Joe is having trouble with his ZTE Z988 phone and hotspotting. He keeps turning it on and after a minute, it drops. Leo says to call T-Mobile and let them know his hotspot feature isn't working, because it sounds like they haven't activated it. But it's also possible that it's not available with that phone and his new carrier. There can be some hardware limitations too. But if he's getting data anyway, then that's not it. It probably just needs activation.
Karen is thinking of moving over to T-Mobile from Google Fi. They have a good deal for people 55 and over. It should be about the same in quality, right? Rich says that Google Fi uses three different carriers, automatically switching to whichever one is best. It can be pricey for an unlimited user. If she doesn't use a lot of data, then Google Fi is a great 'pay as you go' plan. But T-Mobile has a great plan for those age 55 and over — 2 lines for $60. It's hard to beat that.
Jeffrey has a Samsung S4 that doesn't recognize the SIM card frequently, and asks him to constantly restart. Leo thinks he likely has a loose SIM card and recommends re-inserting it. SIM cards can also get damaged, though Jeffrey should at least have the option to take it to the T-mobile store and ask for a fix.
Bill is having trouble dialing phone numbers with T-Mobile where he lives, but he can still receive calls. Leo says that because Bill lives in Mexico, it's likely that he has to add the country code, known as 11 digit calling, in order for the call to be properly routed. Otherwise, it won't work.
Gloria wants to know about the cheap T-Mobile $30 plan. Leo says it's available, if she can find it. It's buried deep in T-Mobile's website under the prepaid plans. The easiest way to get to it is to google T-Mobile and $30 plan.
Alan has had a bad experience with several cell providers and he doesn't know who to trust. T-Mobile shut down GSM, so he couldn't use his phone. He went to AT&T, and they gave him a data only contract, leaving him without the ability to call or get text messages. He also can't afford to buy a smartphone.
T-Mobile has announced that it is launching its own Android phone called the REVVL, made by Alcatel. The phone will have a fingerprint sensor and cost $125. Leo says that security patches must be done regularly or saving money on a house phone simply isn't going to be beneficial.
Paul and his wife are traveling to Croatia Saturday and he's worried about data roaming charges. Leo says that international data is rapidly changing thanks to T-Mobile's free Edge data plan that started last year. As such, AT&T has changed from offering an expensive data package to a "day pass."

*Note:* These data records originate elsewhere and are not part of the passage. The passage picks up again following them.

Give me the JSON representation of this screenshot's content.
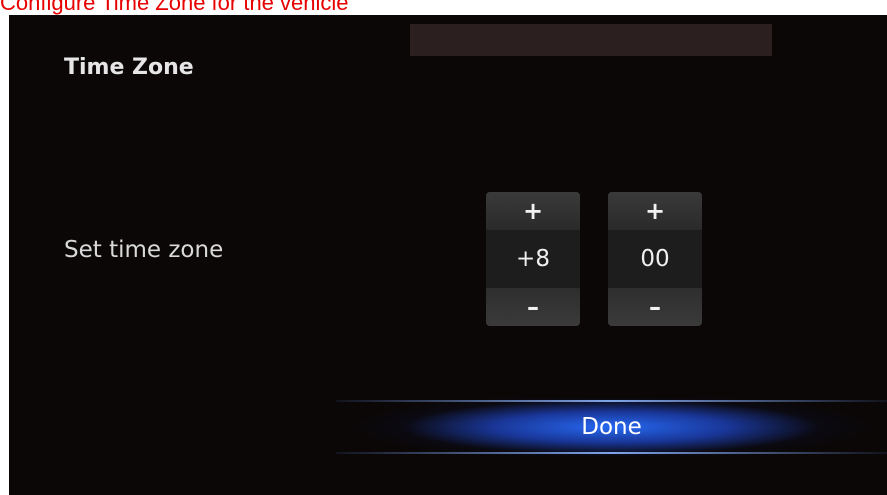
{
  "caption": "Configure Time Zone for the vehicle",
  "header": {
    "title": "Time Zone"
  },
  "time_zone_setting": {
    "label": "Set time zone",
    "hours": {
      "increment_label": "+",
      "value": "+8",
      "decrement_label": "–"
    },
    "minutes": {
      "increment_label": "+",
      "value": "00",
      "decrement_label": "–"
    }
  },
  "footer": {
    "done_label": "Done"
  },
  "colors": {
    "background": "#0b0707",
    "caption": "#e60000",
    "accent_blue": "#2a6cff"
  }
}
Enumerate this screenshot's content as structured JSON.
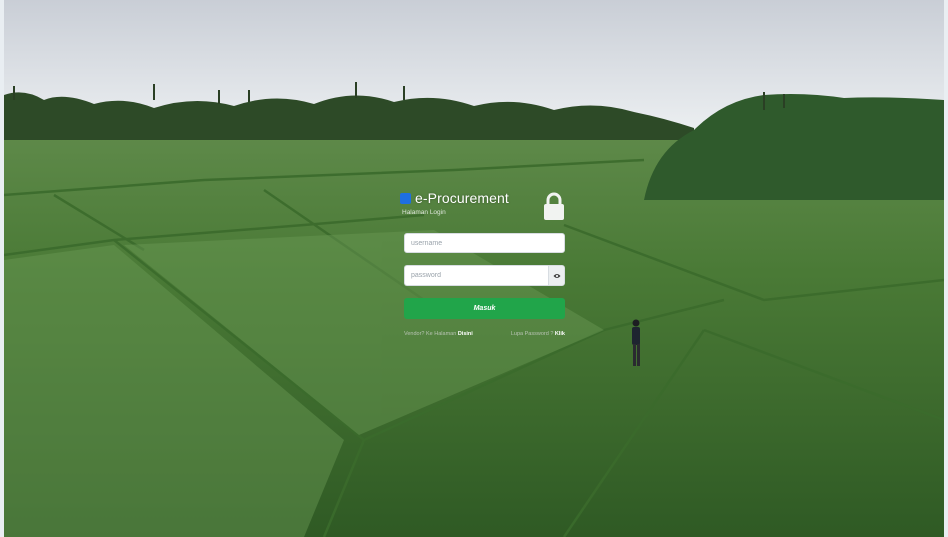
{
  "brand": {
    "title": "e-Procurement",
    "subtitle": "Halaman Login",
    "accent_color": "#1e6fe0"
  },
  "form": {
    "username_placeholder": "username",
    "password_placeholder": "password",
    "toggle_icon": "eye-icon",
    "submit_label": "Masuk",
    "submit_color": "#21a54a"
  },
  "links": {
    "register_text": "Vendor? Ke Halaman",
    "register_link": "Disini",
    "forgot_text": "Lupa Password ?",
    "forgot_link": "Klik"
  },
  "icons": {
    "lock": "lock-icon"
  }
}
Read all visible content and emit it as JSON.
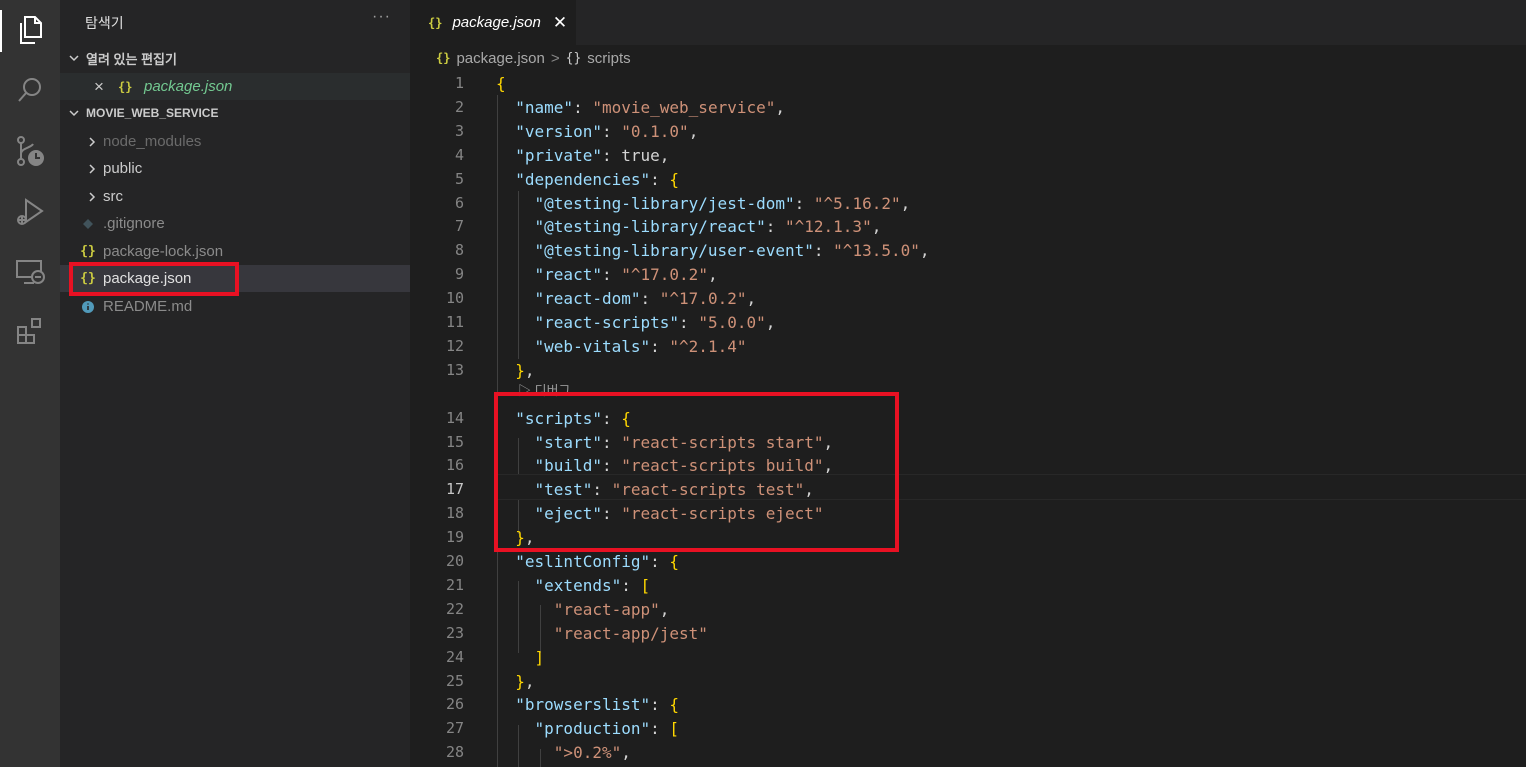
{
  "sidebar": {
    "title": "탐색기",
    "more": "···",
    "open_editors": {
      "header": "열려 있는 편집기",
      "items": [
        {
          "close": "×",
          "icon": "{}",
          "label": "package.json"
        }
      ]
    },
    "project": {
      "header": "MOVIE_WEB_SERVICE",
      "items": [
        {
          "type": "folder",
          "label": "node_modules",
          "icon": "chevron-right-icon"
        },
        {
          "type": "folder",
          "label": "public",
          "icon": "chevron-right-icon"
        },
        {
          "type": "folder",
          "label": "src",
          "icon": "chevron-right-icon"
        },
        {
          "type": "file",
          "label": ".gitignore",
          "icon": "git-icon"
        },
        {
          "type": "file",
          "label": "package-lock.json",
          "icon": "json-icon"
        },
        {
          "type": "file",
          "label": "package.json",
          "icon": "json-icon",
          "selected": true
        },
        {
          "type": "file",
          "label": "README.md",
          "icon": "info-icon"
        }
      ]
    }
  },
  "tab": {
    "icon": "{}",
    "label": "package.json",
    "close": "✕"
  },
  "breadcrumb": {
    "file": "package.json",
    "separator": ">",
    "braces": "{}",
    "section": "scripts"
  },
  "editor": {
    "codelens": "▷ 디버그",
    "lines": [
      {
        "n": "1",
        "text": "{"
      },
      {
        "n": "2",
        "text": "  \"name\": \"movie_web_service\","
      },
      {
        "n": "3",
        "text": "  \"version\": \"0.1.0\","
      },
      {
        "n": "4",
        "text": "  \"private\": true,"
      },
      {
        "n": "5",
        "text": "  \"dependencies\": {"
      },
      {
        "n": "6",
        "text": "    \"@testing-library/jest-dom\": \"^5.16.2\","
      },
      {
        "n": "7",
        "text": "    \"@testing-library/react\": \"^12.1.3\","
      },
      {
        "n": "8",
        "text": "    \"@testing-library/user-event\": \"^13.5.0\","
      },
      {
        "n": "9",
        "text": "    \"react\": \"^17.0.2\","
      },
      {
        "n": "10",
        "text": "    \"react-dom\": \"^17.0.2\","
      },
      {
        "n": "11",
        "text": "    \"react-scripts\": \"5.0.0\","
      },
      {
        "n": "12",
        "text": "    \"web-vitals\": \"^2.1.4\""
      },
      {
        "n": "13",
        "text": "  },"
      },
      {
        "n": "14",
        "text": "  \"scripts\": {"
      },
      {
        "n": "15",
        "text": "    \"start\": \"react-scripts start\","
      },
      {
        "n": "16",
        "text": "    \"build\": \"react-scripts build\","
      },
      {
        "n": "17",
        "text": "    \"test\": \"react-scripts test\","
      },
      {
        "n": "18",
        "text": "    \"eject\": \"react-scripts eject\""
      },
      {
        "n": "19",
        "text": "  },"
      },
      {
        "n": "20",
        "text": "  \"eslintConfig\": {"
      },
      {
        "n": "21",
        "text": "    \"extends\": ["
      },
      {
        "n": "22",
        "text": "      \"react-app\","
      },
      {
        "n": "23",
        "text": "      \"react-app/jest\""
      },
      {
        "n": "24",
        "text": "    ]"
      },
      {
        "n": "25",
        "text": "  },"
      },
      {
        "n": "26",
        "text": "  \"browserslist\": {"
      },
      {
        "n": "27",
        "text": "    \"production\": ["
      },
      {
        "n": "28",
        "text": "      \">0.2%\","
      }
    ]
  },
  "colors": {
    "highlight_box": "#e81123",
    "json_icon": "#cbcb41"
  }
}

Google Fi is a solid option, because they would pay as they go at $10 a month. If they have a Google phone, then they'll be in good shape.
Kyle is interested in Google Fi and wants to know how they calculate the data charges. Leo says that Fi is a better deal than T-Mobile if he uses less than 5GB of data a month since they charge $10 per GB. If he uses more than that, then T-Mobile is a better deal. Google Fi would give him T-Mobile, US Cellular, and Sprint service all merged together.
T-Mobile may be #4 in the cellular game, but they walked away a big winner in the recent FCC Spectrum 600MHz auction, paying nearly 8 billion dollars for the nationwide rights to that band. Although phones don't operate in the spectrum yet, they will be rolled out by year's end. Then T-Mobile will offer 4G LTE services in that market. Comcast also bought some, signaling they are planning to get into the mobile business. The rest were split between AT&T and US Cellular.